The results were compared not only with base RGB models, but also against the state-of-the-art OF estimator RAFT.
Since prior works did not report all pertinent quantitative factors, the authors created their own baseline.
The model was implemented in PyTorch and PyTorch Lightning, and was trained on two NVIDIA GTX Titan X GPUs, each with 12GB of memory, over an Intel Xeon E5-2860 V3 processor running at 2.50GHz.
The Adam optimizer was used, and the model trained for eight epochs (an epoch being a complete review of all the data during training), until convergence was reached (i.e., until the model was optimally trained, and unlikely to improve further with additional training).
Initially all the models were evaluated on FaceForensics++ against the RGB baseline, with the aim of making the most accurate prediction possible.
Of these results, the authors state:
‘Once we introduce RGB based models into the mix, we see an immediate saturation in accuracy for the models at around 96%. Additionally, the RGB models once again quickly overfit on the dataset.

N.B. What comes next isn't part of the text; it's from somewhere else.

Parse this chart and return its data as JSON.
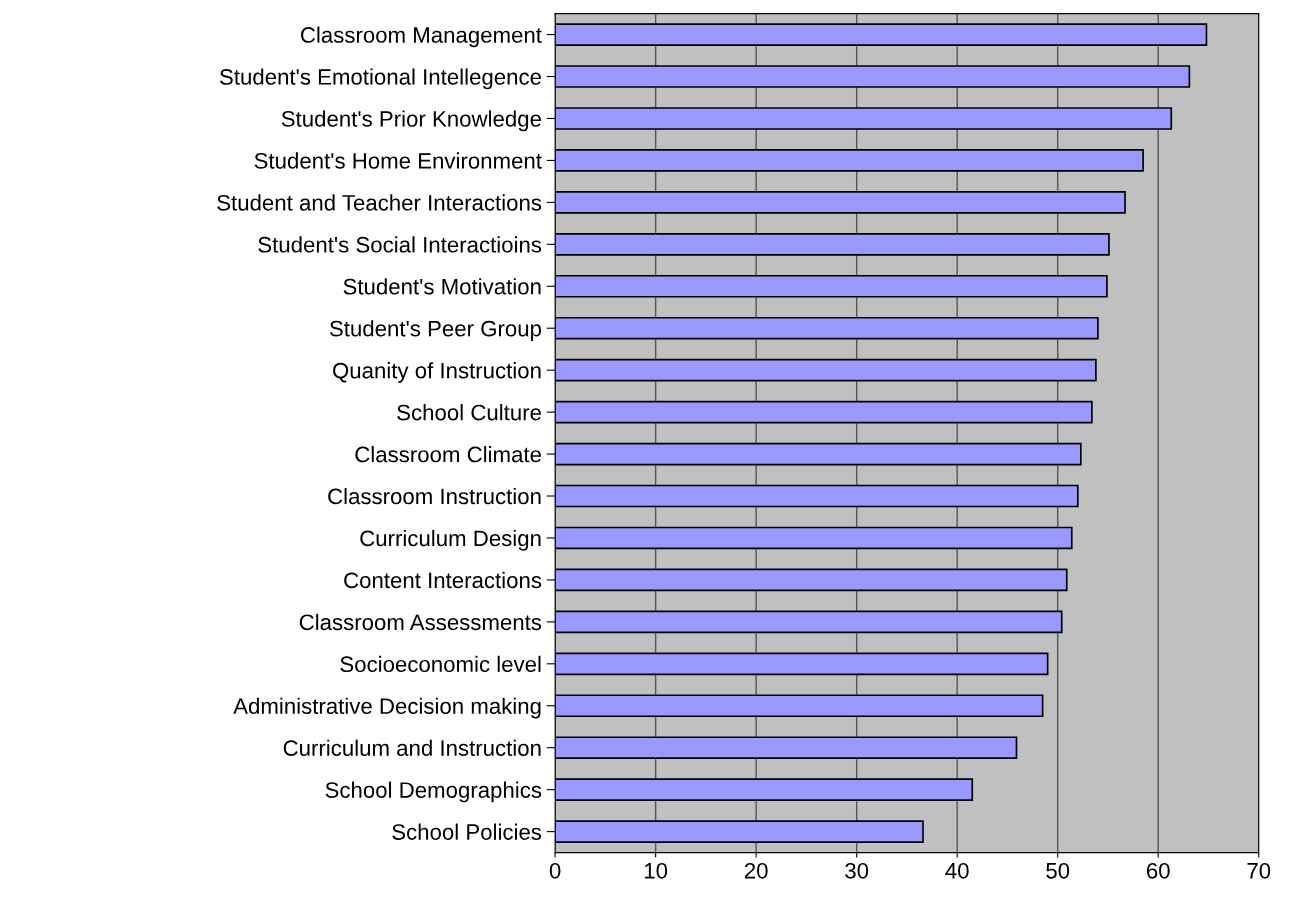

‘As we see no changes in general accuracy whether the model uses RGB or a combination of RGB and motion information, we surmise that this is due to the poor quality of current DeepFake datasets available for research. Meaning the model gets as high of an accuracy it can get, already by just using RGB input.’
The central focus of the new work was to maintain this high level of applicability when using optical flow models, and therefore the researchers trained models individually on each type of deepfake approach, and ran tests for cross-forgery generalization:
Here the paper comments:
‘[We] can see MVs achieving higher accuracies on the specific datasets, indicating that they might add additional information that is not included in optical flows. Secondly, for cross-forgery and on average we see equally strong generalization results for all temporal augmentations, with OF performing slightly better on some subsets, namely Face2Face and DeepFakes.

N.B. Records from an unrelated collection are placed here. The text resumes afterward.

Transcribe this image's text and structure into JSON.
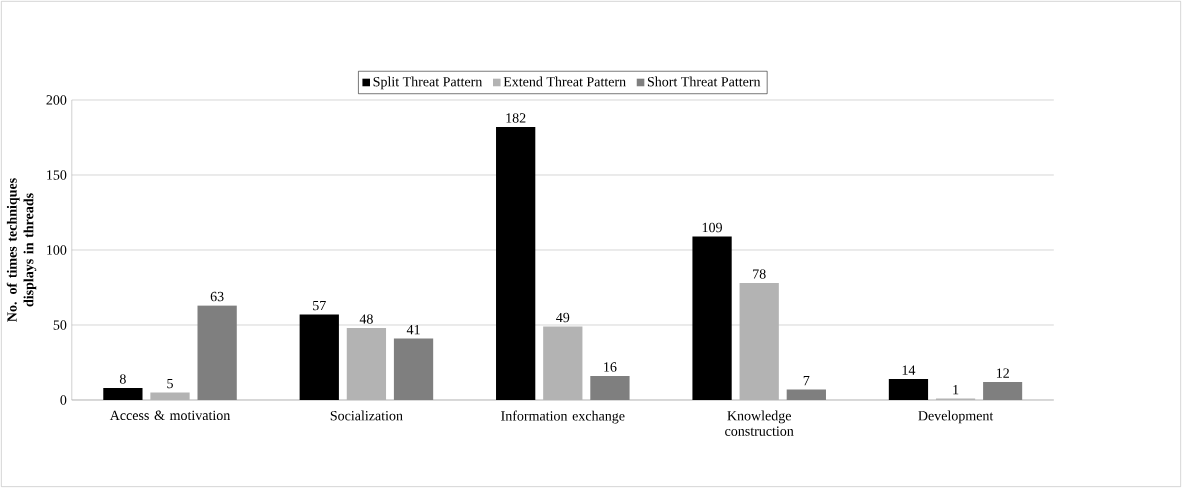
{
  "chart_data": {
    "type": "bar",
    "ylabel": "No. of times techniques displays in threads",
    "categories": [
      "Access & motivation",
      "Socialization",
      "Information exchange",
      "Knowledge construction",
      "Development"
    ],
    "series": [
      {
        "name": "Split Threat Pattern",
        "color": "#000000",
        "values": [
          8,
          57,
          182,
          109,
          14
        ]
      },
      {
        "name": "Extend Threat Pattern",
        "color": "#b3b3b3",
        "values": [
          5,
          48,
          49,
          78,
          1
        ]
      },
      {
        "name": "Short Threat Pattern",
        "color": "#7f7f7f",
        "values": [
          63,
          41,
          16,
          7,
          12
        ]
      }
    ],
    "ylim": [
      0,
      200
    ],
    "yticks": [
      0,
      50,
      100,
      150,
      200
    ],
    "grid": "y",
    "legend": "top",
    "data_labels": true
  }
}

‘Confirming previous research, we see purely RGB trained networks perform poorly on all generalization tasks. Thereby, we confirm the cross-forgery detection ability of MV in DeepFake [detection.]’

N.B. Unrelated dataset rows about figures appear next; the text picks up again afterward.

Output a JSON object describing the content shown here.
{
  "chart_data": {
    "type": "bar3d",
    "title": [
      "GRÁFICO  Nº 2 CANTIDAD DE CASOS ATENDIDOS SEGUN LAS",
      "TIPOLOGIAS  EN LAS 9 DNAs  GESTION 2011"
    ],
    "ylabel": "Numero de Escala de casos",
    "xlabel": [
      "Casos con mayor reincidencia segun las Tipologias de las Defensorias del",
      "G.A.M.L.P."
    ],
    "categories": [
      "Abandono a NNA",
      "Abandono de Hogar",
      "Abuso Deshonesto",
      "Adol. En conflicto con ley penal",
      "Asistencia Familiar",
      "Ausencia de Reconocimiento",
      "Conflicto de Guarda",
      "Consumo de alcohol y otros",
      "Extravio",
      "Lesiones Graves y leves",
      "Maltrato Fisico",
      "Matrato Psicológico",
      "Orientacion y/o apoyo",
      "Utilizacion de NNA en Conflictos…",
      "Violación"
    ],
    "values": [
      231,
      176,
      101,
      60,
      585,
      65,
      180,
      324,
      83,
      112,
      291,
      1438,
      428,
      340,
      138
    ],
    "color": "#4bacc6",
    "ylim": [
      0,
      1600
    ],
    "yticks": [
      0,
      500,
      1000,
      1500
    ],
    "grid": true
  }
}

The authors additionally tested the systems against purely temporal data, evaluating model performance against RAFT’s optical flow methodology, and also on motion vector stemming.
The authors assert:
‘These results show that using the MVs and IMs only, strongly outperforms the RAFT based model, even only using MV Ps. Meaning that, while maybe not all motion is accounted for by MVs as it is by the [OF], there is additional information in MVs and IMs that allows for a better classification of whether a video is a forgery or not.’
As the computer vision research sector faces unfeasible dataset sizes and resource cost for the training and inference of novel models, and as much of the western world faces up to a growing energy crisis, a growing number of papers addressing optimization have been released as 2023 has matured.
In the case of the current work, the central motivation is to offer a more adroit and nimble solution to prior optical flow approaches to deepfake video detection; but the collateral benefits indicate that new and valuable solutions may continue to emerge from current and otherwise undesirable constraints upon resources.